Privatisation At The Forefront 

It was against this economic backdrop that the government’s privatisation drive was announced in late 2013. “We have a privatisation strategy, which was approved by the government,” Minister Al Balushi told local media in late September 2013. “[It] is a two-fold strategy, which opens the doors for the private sector to venture into new projects and reduces the government stake…[in] companies that are wholly or partially owned by the government.” According to the Ministry of Finance, which is overseeing the divestment scheme, the government could eventually sell partial stakes in around 65 state-owned companies. Major areas of focus for privatisation include the telecommunications sector, the transport industry and public utilities, among others.

In April 2014 the state kicked off the privatisation drive by selling 19% of the Oman Telecommunications Company (Omantel) in two tranches. Half of the stake was sold in a private placement to wealthy Omani individuals and institutional investors, while the remaining 9.5% was sold to retail investors in an initial public offering (IPO) on the Muscat Securities Market (MSM), the sultanate’s stock exchange. Each tranche was made up of a 71.25m shares. According to data from the MSM, the institutional tranche was 1.99 times oversubscribed, while the retail tranche was 1.05% oversubscribed. In total the sale raised around OR204m ($528.2m) in capital for state coffers, while allowing the government to retain control of Omantel. Prior to the share listing the state owned 70% of the company; after the sale of 19% this stake dropped to 51%.
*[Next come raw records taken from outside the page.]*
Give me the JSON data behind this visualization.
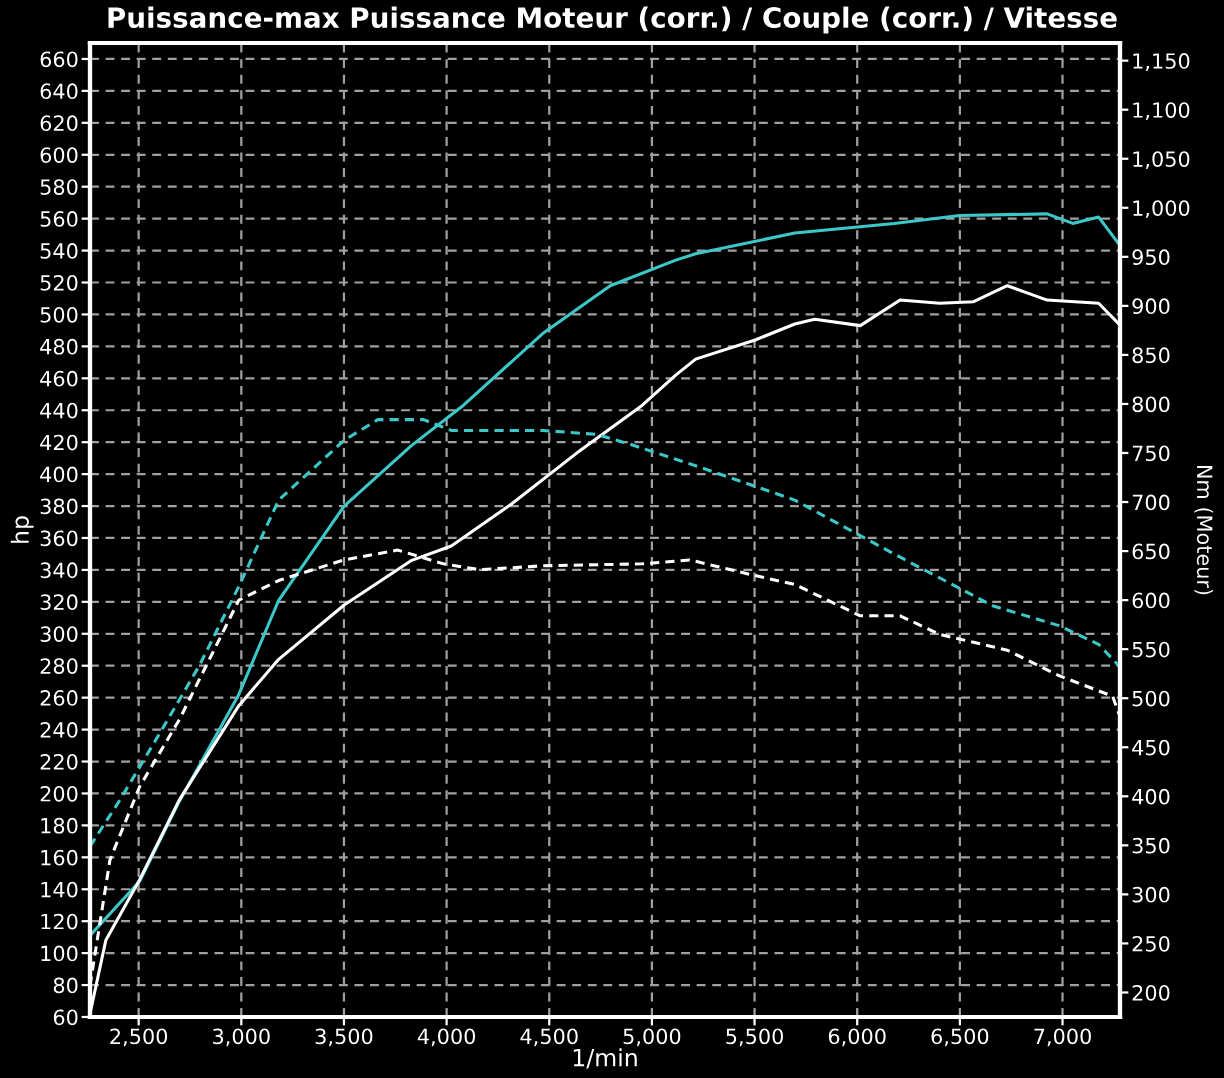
{
  "chart_data": {
    "type": "line",
    "title": "Puissance-max Puissance Moteur (corr.) / Couple (corr.) / Vitesse",
    "xlabel": "1/min",
    "ylabel": "hp",
    "y2label": "Nm (Moteur)",
    "xlim": [
      2263,
      7280
    ],
    "ylim": [
      60,
      670
    ],
    "y2lim": [
      175,
      1168
    ],
    "xticks": [
      {
        "value": 2500,
        "label": "2,500"
      },
      {
        "value": 3000,
        "label": "3,000"
      },
      {
        "value": 3500,
        "label": "3,500"
      },
      {
        "value": 4000,
        "label": "4,000"
      },
      {
        "value": 4500,
        "label": "4,500"
      },
      {
        "value": 5000,
        "label": "5,000"
      },
      {
        "value": 5500,
        "label": "5,500"
      },
      {
        "value": 6000,
        "label": "6,000"
      },
      {
        "value": 6500,
        "label": "6,500"
      },
      {
        "value": 7000,
        "label": "7,000"
      }
    ],
    "yticks": [
      60,
      80,
      100,
      120,
      140,
      160,
      180,
      200,
      220,
      240,
      260,
      280,
      300,
      320,
      340,
      360,
      380,
      400,
      420,
      440,
      460,
      480,
      500,
      520,
      540,
      560,
      580,
      600,
      620,
      640,
      660
    ],
    "y2ticks": [
      200,
      250,
      300,
      350,
      400,
      450,
      500,
      550,
      600,
      650,
      700,
      750,
      800,
      850,
      900,
      950,
      {
        "value": 1000,
        "label": "1,000"
      },
      {
        "value": 1050,
        "label": "1,050"
      },
      {
        "value": 1100,
        "label": "1,100"
      },
      {
        "value": 1150,
        "label": "1,150"
      }
    ],
    "grid": true,
    "series": [
      {
        "color": "#3cc8c8",
        "line_style": "solid",
        "x": [
          2263,
          2505,
          2698,
          2988,
          3182,
          3501,
          3830,
          4081,
          4468,
          4797,
          5116,
          5213,
          5696,
          6180,
          6499,
          6925,
          7050,
          7176,
          7275
        ],
        "values": [
          111,
          145,
          195,
          262,
          321,
          380,
          418,
          443,
          488,
          518,
          534,
          538,
          551,
          557,
          562,
          563,
          557,
          561,
          544
        ]
      },
      {
        "color": "#ffffff",
        "line_style": "solid",
        "x": [
          2263,
          2340,
          2505,
          2698,
          2988,
          3182,
          3501,
          3830,
          4023,
          4313,
          4632,
          4952,
          5116,
          5213,
          5503,
          5696,
          5793,
          6015,
          6209,
          6402,
          6567,
          6731,
          6925,
          7176,
          7275
        ],
        "values": [
          62,
          108,
          146,
          196,
          255,
          284,
          318,
          346,
          355,
          381,
          413,
          443,
          462,
          472,
          484,
          494,
          497,
          493,
          509,
          507,
          508,
          518,
          509,
          507,
          494
        ]
      },
      {
        "color": "#3cc8c8",
        "line_style": "dashed",
        "axis": "y2",
        "x": [
          2263,
          2408,
          2602,
          2795,
          2988,
          3182,
          3501,
          3665,
          3888,
          4023,
          4468,
          4729,
          4893,
          5213,
          5696,
          6180,
          6663,
          6983,
          7176,
          7275
        ],
        "values": [
          349,
          396,
          464,
          533,
          614,
          702,
          763,
          784,
          784,
          773,
          773,
          769,
          759,
          737,
          702,
          647,
          594,
          574,
          555,
          533
        ]
      },
      {
        "color": "#ffffff",
        "line_style": "dashed",
        "axis": "y2",
        "x": [
          2263,
          2360,
          2505,
          2698,
          2988,
          3182,
          3501,
          3762,
          3985,
          4162,
          4468,
          4952,
          5184,
          5503,
          5696,
          6015,
          6209,
          6402,
          6731,
          6983,
          7244,
          7275
        ],
        "values": [
          207,
          335,
          410,
          478,
          600,
          620,
          641,
          651,
          637,
          631,
          635,
          637,
          641,
          625,
          616,
          584,
          584,
          565,
          549,
          523,
          502,
          484
        ]
      }
    ]
  }
}
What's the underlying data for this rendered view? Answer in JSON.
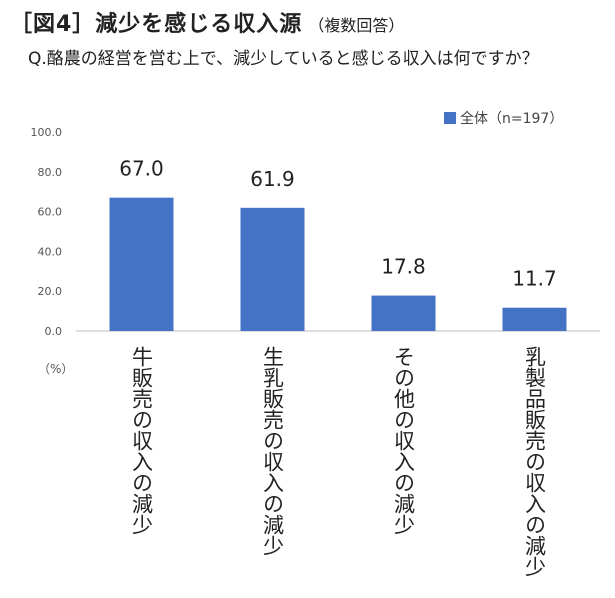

Retail investors, for their part, have benefitted substantially from the deal as well. According to calculations carried out by Reuters, the 9.5% of the firm that was listed on the MSM sold for around OR1.35 ($3.50) per share in early April 2014. As of the end of August 2014 Omantel’s share price had risen to OR1.73 ($4.50) per share.

Upcoming Listings 

As of December 2014 the government had yet to move forward with other privatisation efforts, though this situation is widely expected to change soon. “We have only seen the Omantel listing thus far,” said John Spencer, the head of the department of strategy and business development at the Capital Market Authority, the sector regulator. “However, we expect to see a growing number of new privatisations in the next few years. The government’s spending needs are huge right now.” Indeed, as part of the late-2013 announcement of the privatisation programme, the government listed a handful of firms that would likely eventually be at least partially privatised.

In June 2014 the Ministry of Finance and the Public Authority for Electricity and Water launched an effort to privatise various components of the state-owned Electricity Holding Company, which owns a group of firms involved in electricity generation, transmission and distribution in Oman.

The Muscat Electricity Distribution Company, which is involved in supplying electricity in the capital region, is first on the privatisation docket, with other firms to follow. These public utilities companies – the majority of which have a large customer base and long-term contracts in place – are widely expected to attract a considerable amount of attention from investors when launching an IPO.

Other sectors that will likely be tapped for privatisation in the coming years include the construction materials industry – particularly the cement segment – and various agricultural concerns. According to the authorities the oil and gas sector, which accounts for a majority of government revenues in Oman, will likely not be privatised anytime soon. That said, in early 2014 the Ministry of Finance announced that it would potentially be open to partnering with foreign direct investors in the hydrocarbons and tourism sectors, both of which are considered to be key long-term drivers of economic growth in the sultanate. Regardless, with more than 60 firms currently being considered for privatisation, local investors are looking forward to new investment opportunities for years to come. “This is a huge opportunity for investors and the capital markets sector,” said Spencer. “Depending on the number of firms the government decides to list, the MSM could potentially double in size in the coming years.”